The Trump administration’s decision to deploy federal agents to Portland, along with threats to do the same in Seattle, served to outrage even more people.

“Once that cycle starts, it’s very hard to stop it,” Fisher said. “Then what you have is people showing up because they are angry about the police reaction, where Black Lives Matter may not have been the primary reason for them to demonstrate.”

There is also a long history of violence in protests, and it doesn’t always play out the same way.

In eulogizing Rep. John Lewis on Thursday, former President Barack Obama recalled 1965’s Bloody Sunday, when Lewis marched with civil rights protesters across the Edmund Pettus Bridge in Selma, Alabama, only to be beaten by state troopers, his skull broken.

“That day, the troopers thought they’d won the battle,” Obama said. “Except this time there were some cameras there, this time the world saw what happened.”


Those protests led directly to some of the strongest civil rights legislation the U.S. has ever passed, including the Voting Rights Act.

“Those pieces of legislation would have remained in draft form without the nationwide, organized protests,” said David Perez, a lawyer in two separate lawsuits attempting to stop Seattle police’s use of crowd control weapons.  “Protesters were labeled as not peaceful, as violent. But you can’t label an entire protest movement based on the actions of a few who attended that protest.”
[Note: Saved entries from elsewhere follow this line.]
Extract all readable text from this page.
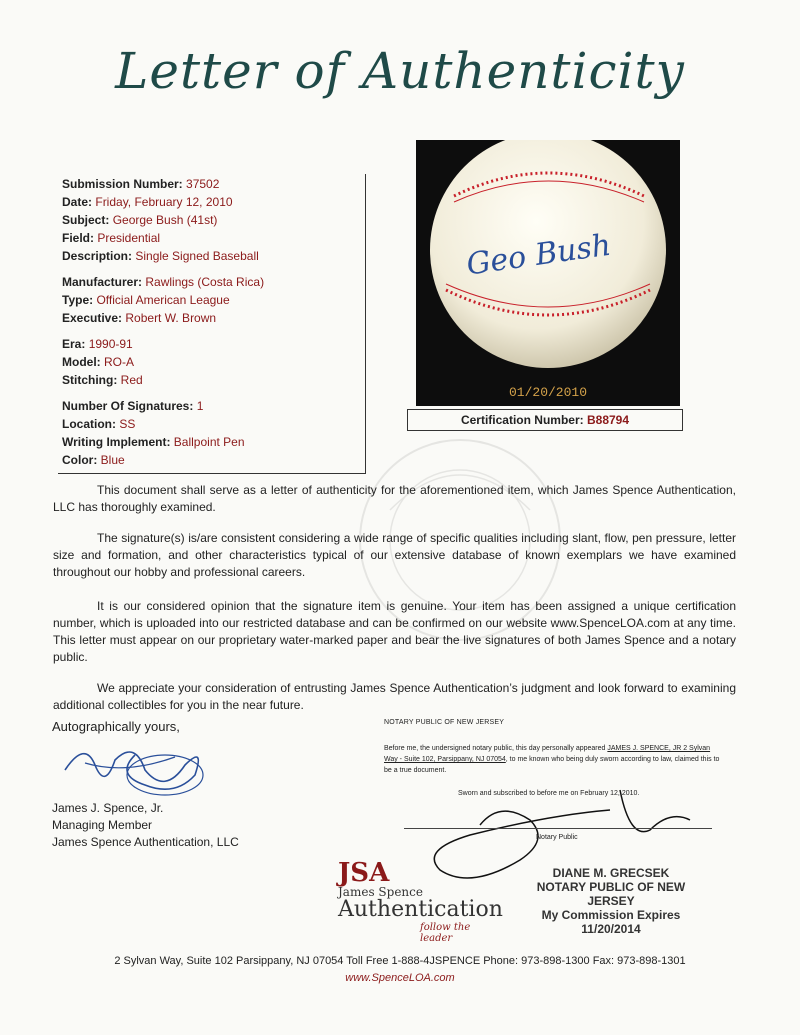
Letter of Authenticity
Submission Number: 37502
Date: Friday, February 12, 2010
Subject: George Bush (41st)
Field: Presidential
Description: Single Signed Baseball
Manufacturer: Rawlings (Costa Rica)
Type: Official American League
Executive: Robert W. Brown
Era: 1990-91
Model: RO-A
Stitching: Red
Number Of Signatures: 1
Location: SS
Writing Implement: Ballpoint Pen
Color: Blue
Geo Bush
01/20/2010
Certification Number: B88794
This document shall serve as a letter of authenticity for the aforementioned item, which James Spence Authentication, LLC has thoroughly examined.
The signature(s) is/are consistent considering a wide range of specific qualities including slant, flow, pen pressure, letter size and formation, and other characteristics typical of our extensive database of known exemplars we have examined throughout our hobby and professional careers.
It is our considered opinion that the signature item is genuine. Your item has been assigned a unique certification number, which is uploaded into our restricted database and can be confirmed on our website www.SpenceLOA.com at any time. This letter must appear on our proprietary water-marked paper and bear the live signatures of both James Spence and a notary public.
We appreciate your consideration of entrusting James Spence Authentication’s judgment and look forward to examining additional collectibles for you in the near future.
Autographically yours,
James J. Spence, Jr.
Managing Member
James Spence Authentication, LLC
NOTARY PUBLIC OF NEW JERSEY
Before me, the undersigned notary public, this day personally appeared JAMES J. SPENCE, JR 2 Sylvan Way - Suite 102, Parsippany, NJ 07054, to me known who being duly sworn according to law, claimed this to be a true document.
Sworn and subscribed to before me on February 12, 2010.
Notary Public
DIANE M. GRECSEK
NOTARY PUBLIC OF NEW JERSEY
My Commission Expires 11/20/2014
JSA
James Spence
Authentication
follow the leader
2 Sylvan Way, Suite 102 Parsippany, NJ 07054 Toll Free 1-888-4JSPENCE Phone: 973-898-1300 Fax: 973-898-1301
www.SpenceLOA.com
But later in the 1960s, a shift to more militant protesting strategies, Gregory said, “alienated lots and lots of people — white people — and certainly enabled or helped Richard Nixon become president.”

‘They will find a way’

The novel coronavirus pandemic has ironically provided fertile ground for the protest movement, even as it makes every gathering more dangerous. People were cooped up for months, in a heightened state of anxiety, before the nation erupted at the video of Floyd’s death.

Millions remain out of work and out of school, with time on their hands. Others are working from home, with flexible schedules.

Joy, the King County Equity Now organizer, said the virus had given people not only time to get involved, but a prompt to reevaluate society.


“There’s something incredibly powerful about certain rhythms being disrupted, you’re not getting hit by the same stimuli,” he said. “It comes around once a generation where you get a little more time to just think critically about larger issues. I feel like that’s what’s happening now.”

Fisher predicted sustained protests through the election.

“People watching police beat people up will bring more people into the streets. As a result, we are primed for all of this to continue,” she said. “Think of it as the summer of our discontent.”

Nyasha Sarju, an organizer with Black Collective Voice and a paraeducator at Interagency Academy, an alternative public high school in Seattle, said the future of the movement will depend on people’s willingness to do the work when circumstances are less convenient.

When school starts in the fall, she’ll have a lot less time to plan and attend protests. Still, she says, the movement isn’t confined to rallies and marches. She’ll work to agitate Seattle Public Schools from within, “call them out on their progressive language that doesn’t turn into actual action.”

“If this matters to folks, they will find a way, they will cut back on their hours at work if they make a lot of money,” Sarju said. “People have to give things up if they want to stay in this movement in meaningful way.”